Il criterio comunitario c.d. de minimis è stato, quindi, espressamente adottato – in via di rinvio alla relativa fonte normativa – dal legislatore nazionale, nel legittimo esercizio dei suoi poteri discrezionali, quale tetto massimo dell’ulteriore credito d’imposta in esame che ha inteso attribuire ai datori di lavoro.

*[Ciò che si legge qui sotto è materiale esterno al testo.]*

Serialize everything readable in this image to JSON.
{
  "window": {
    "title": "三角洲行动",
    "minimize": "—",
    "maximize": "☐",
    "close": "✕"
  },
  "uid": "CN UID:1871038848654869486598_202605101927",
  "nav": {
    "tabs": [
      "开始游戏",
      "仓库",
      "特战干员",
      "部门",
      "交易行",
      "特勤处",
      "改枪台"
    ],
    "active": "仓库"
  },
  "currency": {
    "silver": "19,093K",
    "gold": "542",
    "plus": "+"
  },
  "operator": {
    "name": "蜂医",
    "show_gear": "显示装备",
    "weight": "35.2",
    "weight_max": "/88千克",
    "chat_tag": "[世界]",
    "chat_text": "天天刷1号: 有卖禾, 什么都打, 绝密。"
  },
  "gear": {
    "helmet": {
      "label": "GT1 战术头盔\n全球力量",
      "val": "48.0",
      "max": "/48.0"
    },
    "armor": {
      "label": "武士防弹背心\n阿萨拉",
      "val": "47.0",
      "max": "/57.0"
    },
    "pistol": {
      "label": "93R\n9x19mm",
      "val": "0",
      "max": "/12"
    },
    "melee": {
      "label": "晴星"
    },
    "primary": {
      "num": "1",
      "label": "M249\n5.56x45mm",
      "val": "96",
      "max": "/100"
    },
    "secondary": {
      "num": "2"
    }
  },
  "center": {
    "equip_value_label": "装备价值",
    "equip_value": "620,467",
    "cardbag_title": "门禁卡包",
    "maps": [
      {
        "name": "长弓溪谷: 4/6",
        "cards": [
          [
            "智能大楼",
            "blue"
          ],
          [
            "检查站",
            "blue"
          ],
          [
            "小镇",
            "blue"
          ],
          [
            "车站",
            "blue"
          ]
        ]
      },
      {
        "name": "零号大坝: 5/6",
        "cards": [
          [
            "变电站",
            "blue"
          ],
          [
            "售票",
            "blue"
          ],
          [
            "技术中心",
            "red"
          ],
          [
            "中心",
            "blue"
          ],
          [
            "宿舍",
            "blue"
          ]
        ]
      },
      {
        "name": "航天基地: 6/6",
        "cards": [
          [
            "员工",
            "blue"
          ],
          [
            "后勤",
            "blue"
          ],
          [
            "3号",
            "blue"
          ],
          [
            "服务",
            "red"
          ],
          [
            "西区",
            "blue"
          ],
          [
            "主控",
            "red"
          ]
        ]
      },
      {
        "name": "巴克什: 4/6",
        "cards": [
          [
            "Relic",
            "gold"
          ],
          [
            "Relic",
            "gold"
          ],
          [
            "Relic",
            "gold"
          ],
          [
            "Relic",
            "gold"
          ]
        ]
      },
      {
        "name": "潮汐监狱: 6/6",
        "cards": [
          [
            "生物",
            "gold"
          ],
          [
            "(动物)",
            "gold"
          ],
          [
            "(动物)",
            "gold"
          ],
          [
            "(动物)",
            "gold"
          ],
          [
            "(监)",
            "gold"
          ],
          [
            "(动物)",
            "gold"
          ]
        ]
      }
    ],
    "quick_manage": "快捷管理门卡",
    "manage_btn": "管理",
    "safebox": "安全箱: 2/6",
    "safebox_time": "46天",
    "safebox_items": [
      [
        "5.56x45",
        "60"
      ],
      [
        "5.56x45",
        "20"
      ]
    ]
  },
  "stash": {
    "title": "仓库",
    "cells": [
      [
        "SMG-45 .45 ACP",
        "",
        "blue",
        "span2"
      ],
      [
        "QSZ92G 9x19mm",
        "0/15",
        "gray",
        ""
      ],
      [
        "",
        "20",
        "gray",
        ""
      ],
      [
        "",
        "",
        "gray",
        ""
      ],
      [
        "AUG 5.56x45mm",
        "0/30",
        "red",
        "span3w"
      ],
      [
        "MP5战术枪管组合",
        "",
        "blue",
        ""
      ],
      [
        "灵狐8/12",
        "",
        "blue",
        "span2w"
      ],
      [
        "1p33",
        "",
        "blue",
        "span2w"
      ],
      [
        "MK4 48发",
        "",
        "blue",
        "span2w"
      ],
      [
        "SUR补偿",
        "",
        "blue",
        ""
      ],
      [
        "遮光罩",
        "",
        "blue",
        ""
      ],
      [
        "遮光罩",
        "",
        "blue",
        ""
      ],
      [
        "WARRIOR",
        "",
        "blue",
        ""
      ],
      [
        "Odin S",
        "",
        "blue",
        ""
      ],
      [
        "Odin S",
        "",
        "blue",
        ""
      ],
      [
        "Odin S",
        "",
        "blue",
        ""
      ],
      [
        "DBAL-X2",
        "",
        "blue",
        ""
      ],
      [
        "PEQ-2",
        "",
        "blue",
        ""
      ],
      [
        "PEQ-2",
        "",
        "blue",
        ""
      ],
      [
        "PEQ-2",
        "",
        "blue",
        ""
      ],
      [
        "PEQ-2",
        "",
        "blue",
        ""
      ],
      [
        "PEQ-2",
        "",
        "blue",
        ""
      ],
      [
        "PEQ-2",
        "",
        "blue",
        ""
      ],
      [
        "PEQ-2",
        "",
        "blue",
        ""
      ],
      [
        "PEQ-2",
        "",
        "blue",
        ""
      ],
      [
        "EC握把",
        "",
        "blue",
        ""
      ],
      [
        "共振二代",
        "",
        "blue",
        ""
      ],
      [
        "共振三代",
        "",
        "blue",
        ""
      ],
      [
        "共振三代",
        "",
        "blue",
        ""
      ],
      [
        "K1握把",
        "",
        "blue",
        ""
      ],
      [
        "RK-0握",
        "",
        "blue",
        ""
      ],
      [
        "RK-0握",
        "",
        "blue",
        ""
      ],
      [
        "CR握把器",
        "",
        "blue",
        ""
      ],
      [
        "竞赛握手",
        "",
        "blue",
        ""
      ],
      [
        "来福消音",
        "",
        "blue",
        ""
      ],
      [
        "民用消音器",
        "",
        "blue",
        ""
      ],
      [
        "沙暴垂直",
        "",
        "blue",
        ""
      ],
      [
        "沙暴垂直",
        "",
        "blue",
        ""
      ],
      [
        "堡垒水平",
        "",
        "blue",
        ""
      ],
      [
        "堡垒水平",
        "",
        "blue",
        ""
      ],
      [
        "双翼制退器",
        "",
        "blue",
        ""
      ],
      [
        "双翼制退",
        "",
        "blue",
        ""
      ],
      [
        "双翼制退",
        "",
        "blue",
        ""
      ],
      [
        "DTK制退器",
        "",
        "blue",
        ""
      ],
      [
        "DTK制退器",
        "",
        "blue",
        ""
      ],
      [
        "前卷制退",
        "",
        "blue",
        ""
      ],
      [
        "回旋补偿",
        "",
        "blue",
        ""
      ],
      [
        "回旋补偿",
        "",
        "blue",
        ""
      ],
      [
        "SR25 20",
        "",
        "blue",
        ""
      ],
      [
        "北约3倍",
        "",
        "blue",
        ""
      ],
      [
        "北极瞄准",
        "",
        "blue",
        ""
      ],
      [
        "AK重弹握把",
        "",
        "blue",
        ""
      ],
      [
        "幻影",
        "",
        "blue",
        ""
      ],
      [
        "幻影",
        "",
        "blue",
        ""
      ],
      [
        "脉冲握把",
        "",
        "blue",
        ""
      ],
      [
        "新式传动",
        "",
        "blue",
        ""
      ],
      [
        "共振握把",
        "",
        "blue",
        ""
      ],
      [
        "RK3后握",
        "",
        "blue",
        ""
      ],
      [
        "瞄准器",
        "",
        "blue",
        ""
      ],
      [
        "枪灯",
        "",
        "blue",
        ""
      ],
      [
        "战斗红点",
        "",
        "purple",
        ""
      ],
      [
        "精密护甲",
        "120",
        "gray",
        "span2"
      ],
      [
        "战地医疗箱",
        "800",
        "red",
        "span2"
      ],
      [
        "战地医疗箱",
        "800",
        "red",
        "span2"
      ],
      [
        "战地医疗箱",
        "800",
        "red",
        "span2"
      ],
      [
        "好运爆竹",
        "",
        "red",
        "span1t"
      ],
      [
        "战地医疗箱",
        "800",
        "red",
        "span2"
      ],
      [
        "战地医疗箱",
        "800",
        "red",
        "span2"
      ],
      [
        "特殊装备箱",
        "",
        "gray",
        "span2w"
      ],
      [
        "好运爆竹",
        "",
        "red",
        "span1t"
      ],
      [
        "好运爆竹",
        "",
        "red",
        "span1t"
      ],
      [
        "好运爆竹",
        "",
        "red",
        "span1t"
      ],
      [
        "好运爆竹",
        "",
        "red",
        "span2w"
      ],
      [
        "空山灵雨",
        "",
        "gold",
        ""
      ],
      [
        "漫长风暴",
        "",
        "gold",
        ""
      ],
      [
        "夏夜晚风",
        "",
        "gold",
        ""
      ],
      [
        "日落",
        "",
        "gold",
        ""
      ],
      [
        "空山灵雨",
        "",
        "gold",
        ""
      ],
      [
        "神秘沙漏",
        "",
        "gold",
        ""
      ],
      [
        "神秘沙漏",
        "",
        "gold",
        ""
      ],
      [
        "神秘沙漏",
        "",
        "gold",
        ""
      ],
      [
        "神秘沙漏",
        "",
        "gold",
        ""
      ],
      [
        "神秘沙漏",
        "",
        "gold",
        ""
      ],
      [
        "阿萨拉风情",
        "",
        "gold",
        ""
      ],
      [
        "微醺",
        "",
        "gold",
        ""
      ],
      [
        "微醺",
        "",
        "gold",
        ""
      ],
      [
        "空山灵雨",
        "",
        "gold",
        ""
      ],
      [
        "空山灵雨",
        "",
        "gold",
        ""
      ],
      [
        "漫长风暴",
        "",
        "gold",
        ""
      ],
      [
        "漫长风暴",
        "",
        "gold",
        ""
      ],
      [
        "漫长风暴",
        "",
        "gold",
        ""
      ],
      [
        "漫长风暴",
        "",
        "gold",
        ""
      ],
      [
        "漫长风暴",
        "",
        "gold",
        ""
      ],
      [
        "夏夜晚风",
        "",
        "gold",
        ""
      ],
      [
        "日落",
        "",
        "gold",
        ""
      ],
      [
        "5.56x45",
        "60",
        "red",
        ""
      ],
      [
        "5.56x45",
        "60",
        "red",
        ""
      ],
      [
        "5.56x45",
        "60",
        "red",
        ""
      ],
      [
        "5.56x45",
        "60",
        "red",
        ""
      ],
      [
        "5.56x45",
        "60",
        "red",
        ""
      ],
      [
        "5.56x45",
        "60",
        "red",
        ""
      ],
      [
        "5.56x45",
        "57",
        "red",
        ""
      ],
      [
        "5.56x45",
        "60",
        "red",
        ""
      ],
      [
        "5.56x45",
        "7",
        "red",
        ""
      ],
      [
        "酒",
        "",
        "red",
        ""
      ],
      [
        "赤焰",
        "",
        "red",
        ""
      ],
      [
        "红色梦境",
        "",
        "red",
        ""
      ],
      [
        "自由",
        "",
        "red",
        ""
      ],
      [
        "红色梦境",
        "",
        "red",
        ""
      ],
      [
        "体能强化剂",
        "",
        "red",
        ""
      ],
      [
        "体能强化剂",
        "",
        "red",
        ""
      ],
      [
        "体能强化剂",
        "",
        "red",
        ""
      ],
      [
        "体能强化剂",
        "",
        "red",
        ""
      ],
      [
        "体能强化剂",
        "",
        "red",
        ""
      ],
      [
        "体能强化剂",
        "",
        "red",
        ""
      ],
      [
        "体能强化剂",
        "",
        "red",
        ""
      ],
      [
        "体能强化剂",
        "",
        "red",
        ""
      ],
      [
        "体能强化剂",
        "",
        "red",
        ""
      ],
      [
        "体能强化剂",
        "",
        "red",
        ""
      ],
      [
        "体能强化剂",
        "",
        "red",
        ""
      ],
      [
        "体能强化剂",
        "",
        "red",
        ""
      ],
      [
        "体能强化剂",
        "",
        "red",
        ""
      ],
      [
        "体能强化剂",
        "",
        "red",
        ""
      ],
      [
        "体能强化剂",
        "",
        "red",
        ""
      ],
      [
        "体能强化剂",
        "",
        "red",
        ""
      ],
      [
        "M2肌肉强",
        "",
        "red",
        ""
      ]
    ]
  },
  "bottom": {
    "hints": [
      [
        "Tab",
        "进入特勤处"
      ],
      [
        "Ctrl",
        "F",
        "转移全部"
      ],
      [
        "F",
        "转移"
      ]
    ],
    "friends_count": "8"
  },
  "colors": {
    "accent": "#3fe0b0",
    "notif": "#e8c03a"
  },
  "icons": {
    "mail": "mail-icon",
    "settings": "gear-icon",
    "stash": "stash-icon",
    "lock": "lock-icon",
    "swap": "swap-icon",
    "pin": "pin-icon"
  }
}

Ne deriva l’irrilevanza della normativa comunitaria invocata, la quale non impedisce che il legislatore nazionale circoscriva benefici fiscali entro soglie predefinite, anche individuate per relationem rispetto a norme dell’ordinamento comunitario (tra le altre, Cass. nn. 21797 del 2011, 7361 e 12662 del 2012, 20245 del 2013, 21594 del 2015).

1.2. Resta assorbito il secondo motivo.

2.2. Con il primo motivo del ricorso incidentale, la società contribuente denuncia la violazione del D.Lgs. n. 546 del 1992, art. 57, per non avere il giudice a quo rilevato l’inammissibilità dell’appello dell’Ufficio per novità di alcune domande.

Il motivo è infondato.

Premesso che l’eccezione, già proposta in sede di appello incidentale, deve ritenersi implicitamente rigettata dal giudice, la stessa si rivela in effetti priva di fondamento, in quanto le argomentazioni svolte dall’appellante non costituiscono altro che lo sviluppo argomentativo della tesi posta a base dell’atto di revoca del credito d’imposta (applicabilità nella specie della regola de minimis).

2.2. Il secondo motivo, col quale è denunciata la violazione della L. n. 890 del 1982, artt. 3 e 14 e artt. 148 e 149 c.p.c., insistendo nella tesi della nullità della notificazione dell’atto impugnato, è infondato, poichè, anche a voler ammettere che nullità vi sia stata, questa è stata sanata con la proposizione del ricorso.

2.3. Infine, con la terza censura, si rinnova l’eccezione di nullità dell’atto di revoca per violazione della L. n. 212 del 2000, art. 7, comma 2, non contenendo le indicazioni ivi tassativamente prescritte.

Anche questa doglianza è priva di fondamento, trattandosi, secondo la costante giurisprudenza di questa Corte, di indicazioni non previste a pena di nullità (cfr., tra le altre, Cass., sez. un., n. 11722 del 2010, secondo la quale la nullità per omessa indicazione del responsabile del procedimento è stata introdotta solo per le cartelle di pagamento riferite ai ruoli consegnati agli agenti della riscossione a decorrere dal 1 giugno 2008, ai sensi del D.L. 31 dicembre 2007, n. 248, art. 36, comma 4 – ter, convertito dalla L. 28 febbraio 2008, n. 31; inoltre, l’omessa o errata indicazione dell’autorità dinanzi alla quale può essere proposto ricorso comporta solo l’eventuale riconoscimento della scusabilità dell’errore in cui sia eventualmente incorso il ricorrente, con conseguente riammissione in termini: Cass. 20634 del 2008, 19675 del 2011, 10520 del 2015).

3. In conclusione, deve essere accolto il ricorso principale e rigettato l’incidentale; la sentenza impugnata va cassata in relazione al ricorso accolto e, non essendo necessari ulteriori accertamenti di fatto, la causa va decisa nel merito, con il rigetto del ricorso introduttivo della contribuente.

4. La formazione della giurisprudenza citata in epoca successiva alla instaurazione del processo induce a disporre la compensazione delle spese dell’intero giudizio.

PQM

La Corta accoglie il primo motivo, assorbito il secondo, del ricorso principale e rigetta il ricorso incidentale.

Cassa la sentenza impugnata in relazione al ricorso accolto e, decidendo nel merito, rigetta il ricorso introduttivo della contribuente.

Compensa le spese dell’intero giudizio.

Così deciso in Roma, il 15 giugno 2016.